I am trying to get ray running on a GKE cluster to run certain processes on my local machine (specifically, to open pygame windows on it for visualization of what’s running remotely). I figured out to set the raycluster config to loadbalancer so I can connect to the external ip from my laptop, and opened the 12345, 12346, and 52365 ports through the firewall (which I think I saw somewhere were the correct ports for gcs and logging? can someone confirm?).

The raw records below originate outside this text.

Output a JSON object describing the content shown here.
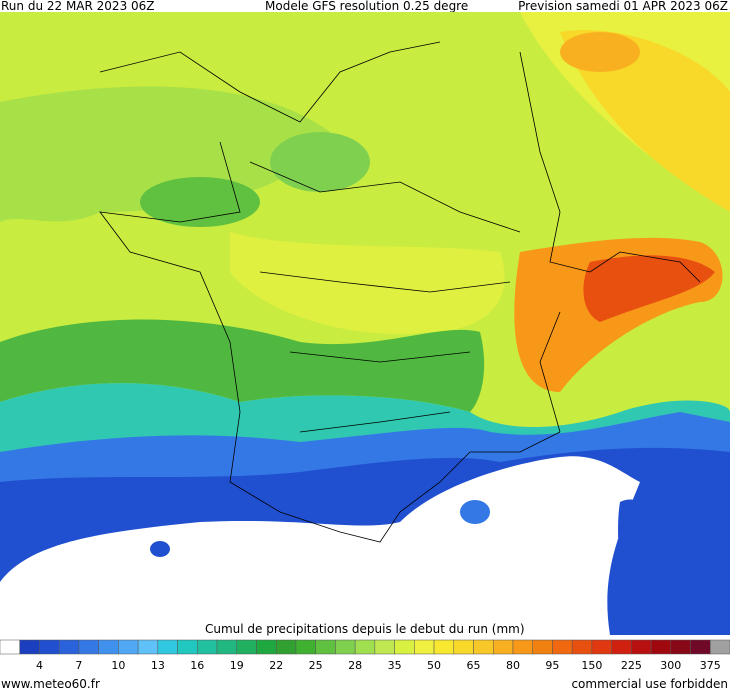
{
  "header": {
    "left": "Run du 22 MAR 2023 06Z",
    "center": "Modele GFS resolution 0.25 degre",
    "right": "Prevision samedi 01 APR 2023 06Z"
  },
  "legend": {
    "title": "Cumul de precipitations depuis le debut du run (mm)",
    "colors": [
      "#ffffff",
      "#1c3fbf",
      "#2050d0",
      "#2a62dc",
      "#3478e6",
      "#4090ee",
      "#50a8f4",
      "#60c0f8",
      "#30c8e0",
      "#20c8c0",
      "#20c0a0",
      "#20b880",
      "#20b060",
      "#20a840",
      "#30a030",
      "#40b030",
      "#60c040",
      "#80d050",
      "#a0e050",
      "#c0e850",
      "#d8f040",
      "#f0f040",
      "#f8e830",
      "#f8d828",
      "#f8c828",
      "#f8b020",
      "#f89818",
      "#f08010",
      "#f06810",
      "#e85010",
      "#e03810",
      "#d02010",
      "#b81010",
      "#a00810",
      "#880818",
      "#700828",
      "#a0a0a0"
    ],
    "labels": [
      4,
      7,
      10,
      13,
      16,
      19,
      22,
      25,
      28,
      35,
      50,
      65,
      80,
      95,
      150,
      225,
      300,
      375
    ]
  },
  "footer": {
    "left": "www.meteo60.fr",
    "right": "commercial use forbidden"
  }
}
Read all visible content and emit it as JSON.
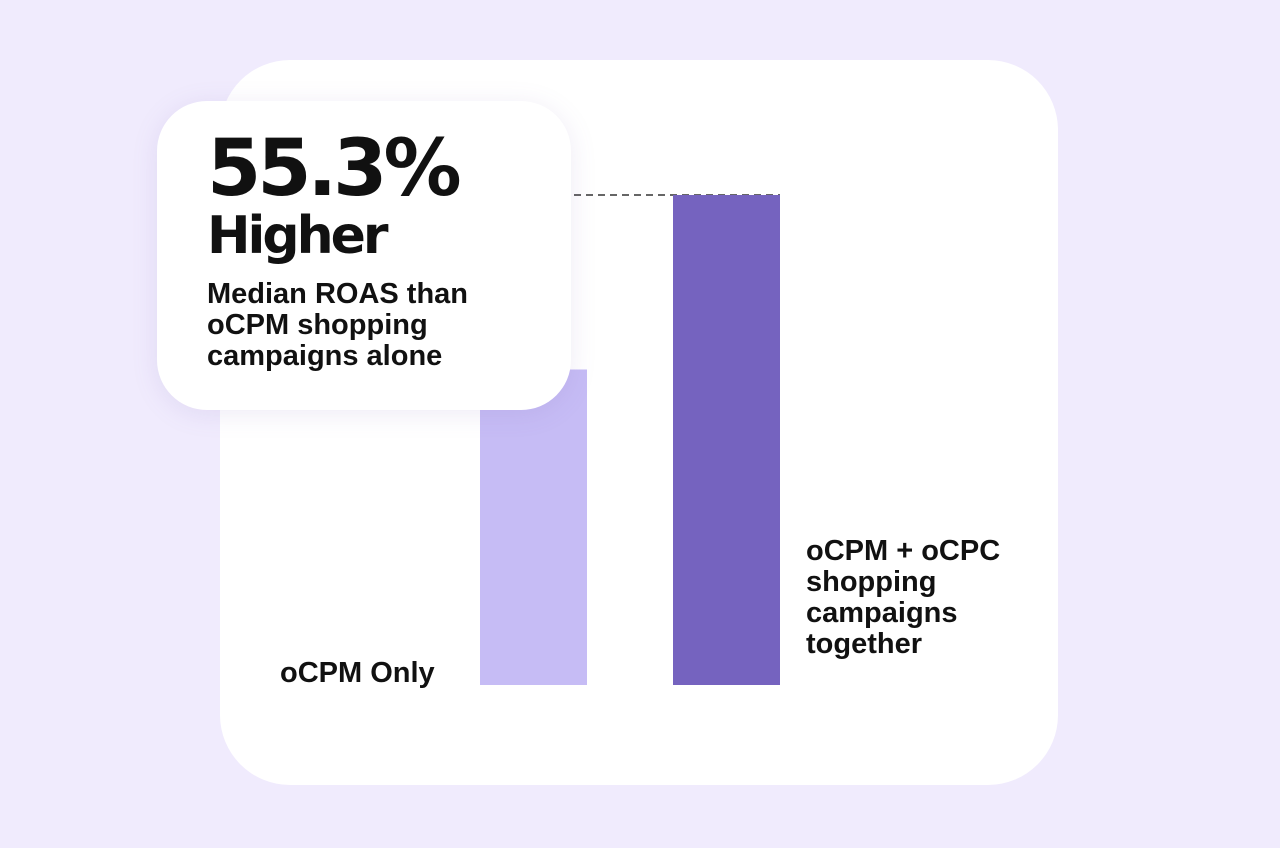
{
  "callout": {
    "stat": "55.3%",
    "stat_word": "Higher",
    "description": "Median ROAS than oCPM shopping campaigns alone"
  },
  "colors": {
    "background": "#f0ebfd",
    "card": "#ffffff",
    "bar_light": "#c6bcf5",
    "bar_dark": "#7563bf",
    "text": "#111111"
  },
  "chart_data": {
    "type": "bar",
    "categories": [
      "oCPM Only",
      "oCPM + oCPC shopping campaigns together"
    ],
    "values": [
      100,
      155.3
    ],
    "bar_colors": [
      "#c6bcf5",
      "#7563bf"
    ],
    "annotation": "55.3% Higher",
    "ylim": [
      0,
      160
    ],
    "grid": false,
    "legend": "none",
    "title": "",
    "xlabel": "",
    "ylabel": ""
  }
}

When I run ray start --address=LoadManagerIp:6379 --node-ip-address=<laptop external IP from web>. I think my machine correctly connects to the Kubernetes cluster, as the dashboard from LoadManagerIp:8265 shows my laptop’s name as a worker, but I am unable to view its logs from the dashboard and running ray memory or ray status on the laptop gives the error:
raise _InactiveRpcError(state)
grpc._channel._InactiveRpcError: <_InactiveRpcError of RPC that terminated with:
status = StatusCode.UNIMPLEMENTED
details = ""
debug_error_string = "{"created":"@1666750368.505000000","description":"Error received from peer ipv4:<correct IP>:6379","file":"src/core/lib/surface/call.cc","file_line":953,"grpc_message":"","grpc_status":12}"
>
Ray cluster is not found at <correct IP>:6379
To test that the cluster would try to schedule on the local machine, I added a custom resource “display”:1 to ray start and made a test script that ran a remote function which required the display resources. Before my laptop connects, the ray head correctly outputs:
Error: No available node types can fulfill resource request {'Display': 1.0, 'CPU': 1.0}. Add suitable node types to this cluster to resolve this issue.
However, when my laptop connects, there’s just no output at all. I don’t see any new python processes on my computer, and it seems like no logs are being passed to the driver so I don’t know what’s going on. How can I see what’s passing between the head node and my machine, and does anyone know why it won’t run or other tests to try?